С недоумением написал он этот текст; недоумевая, перечитал. Он сам не понимал написанного, даже не мог решить, сказка ли перед ним, годится ли она для сумасшедших, но все же склонился к мысли, что, видимо, годится. Оставив все как есть, Кайдановский решил после Нового года приписать к истории про ростовщика, старьевщика и бабку-мусорщицу что-нибудь, несомненно сказочное, какой-нибудь волшебный предмет, загадочный инопланетный обломок или говорящего воробья.

Вот и настал канун праздника, когда все стрелки говорили только о приближении Нового года, секундные, минутные, часовые, магнитные и даже чулочные. Отовсюду начинало нести пирогами, студенческими фаршированными куропатками, обывательским студнем и запеченной свиной ножкою.

К накрахмаленному и накрашенному тюлю пришивались последние блестки из фольги, стекляруса, елочного дождя, служащего позументом, аксельбантом, оторочкою плаща, золотом корон.

Маленькие аглаи, эти вечные школьницы, сверкая глазами, вглядывались в даль ближайших суток; уютные алевтины во фланелевых халатиках и папильотках дочитывали романтические страницы поваренных книг; распутные аделины, посетив баню на Чайковского, втирали в свои атласные грешные шкурки крем и загодя мазали за ушами духами послаще; высокомерные аделаиды, тайно вздыхая, вглядывались в винчиевские зеркала.

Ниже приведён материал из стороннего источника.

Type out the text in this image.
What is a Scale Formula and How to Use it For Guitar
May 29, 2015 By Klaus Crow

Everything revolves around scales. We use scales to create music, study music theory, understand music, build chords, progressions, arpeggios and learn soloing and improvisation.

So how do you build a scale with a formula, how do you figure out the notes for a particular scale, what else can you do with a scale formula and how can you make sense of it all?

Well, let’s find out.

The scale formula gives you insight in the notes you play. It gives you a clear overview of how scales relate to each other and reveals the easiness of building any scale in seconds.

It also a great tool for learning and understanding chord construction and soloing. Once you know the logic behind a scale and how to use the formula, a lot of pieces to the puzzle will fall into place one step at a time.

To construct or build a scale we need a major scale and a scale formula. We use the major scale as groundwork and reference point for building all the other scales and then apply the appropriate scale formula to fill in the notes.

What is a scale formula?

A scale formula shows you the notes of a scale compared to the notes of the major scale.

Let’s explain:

Василии валялись на койках, возле них на стенах висели их карнавальные костюмы; под койками звякали заготовленные загодя бутылки: водочка, отдающее кошачьей мочой (по определению Кузи) дешевое румынское сухое вино, убийственный «Солнцедар», от рюмки которого закаленнейшие пьяницы приходили в глубокое шаманское помрачение рассудка, благородное «Жигулевское» для пьющих и непьющих, пижонский пиратский ром, затесавшиеся невзначай «Чхавери» и «Мукузани», одинокий коньяк и традиционное Советское — значит, шампанское!

Мрачный Комендант строевым шагом обходил огнетушители и пожарные щиты. Елка была уже на месте, в Молодежном зале, поставили не по центру, не над Спящей, а сбоку и уже украшали лампионами, курсовыми самодельными игрушками и печатными пряниками, где только отрыли.

Любите ли вы праздники? или вам милее кануны? Отречемся от старого года, отряхнем его прах с наших ног. Около каждой бутылки дремала гадкая тень грядущего похмелья, маленький, свернувшийся в клубок, незримый белогорячечный чертик. Штигличанские богини ставили в подсвечники девственные свечи; неужели вы пьете и поете при лампочке Ильича? тю на вас! мы влюбляемся только при живом огне, чего и вам желаем; ах, как мерцает свечной огонек в ее зрачке, мерцает, двоится.